This I Believe Essay
This I believe: The proverbial “chip” so commonly perceived as a shoulder adornment for those of us with disabilities can be an essential attribute. There exist two groupings of disabilities. First are those deemed congenital and take affect at birth or soon after. Second are those referred to as acquired and are caused by disease, accident, design, or just plain….dumb….luck. The loss of my right leg at the hip in 1987 obviously falls within the later grouping and is a combination of the first and last referenced causes. Malignant Melanoma precipitated the loss but plain….dumb….luck made it bearable. After several surgeries related to the cancer, recurrent infections were keeping me hospitalized more and more often. I was 35 years old with two daughters under ten and a wife. I elected to do away with a part of my anatomy that had turned on me for no apparent reason. After months of lobbying the doctors for the amputation they finally relented. My family, fearing one of the infections would be the cause of my demise, was wonderfully supportive.

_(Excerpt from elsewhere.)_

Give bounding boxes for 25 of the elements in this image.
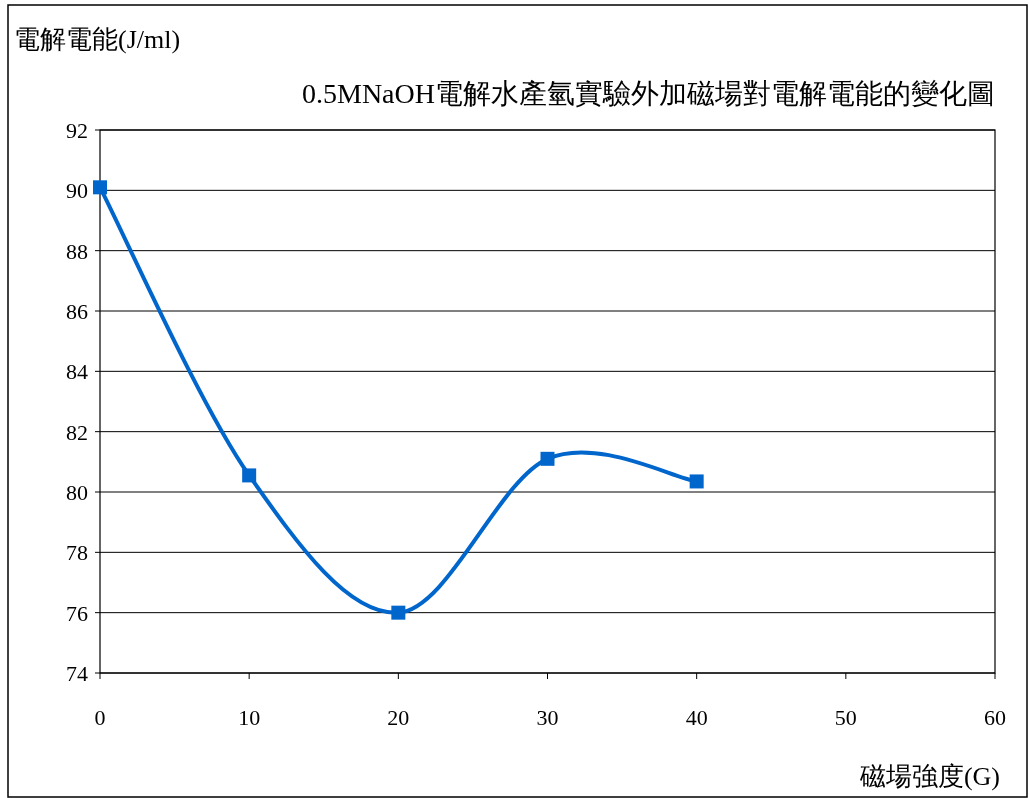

The surgery was performed with few surprises and I was weaned from the four to six a day pain killers I had been ingesting for the previous two years. No more grey clouds and no more infections. No more frustration….oh my! I had never experienced frustration like beset me upon my return home. I could no longer lift and carry my youngest daughter. Once when I asked her to sit on my lap and she cried and responded, “You don’t have a lap anymore”. There were no hugely important tasks that I could no longer perform but it was the unimportant tasks that posed the biggest barriers. But wait a minute. It was my decision to have the leg removed. Did I have the legal right to a “chip”….did I earn a “chip”? Was someone going to say “You should have thought of that before, get rid of the chip”? Where are my Percoset! And to make matters worse my right leg, that I knew resided with some VA orthopedic researcher, kept telling me, “I’m not really gone….I’m still here….Feel me moving my toes….How about that cramp”. Who is to blame for this….there must be someone! Well there is no one to blame and I believe that is why the “chip” is necessary, but not necessarily bad. Through trial and error I have developed a methodology of maintenance for my chip. I have set boundaries for it and tasked it with disallowing any resignation on my part due to my disability. Just don’t part in my handicapped spot….my chip doesn’t like that.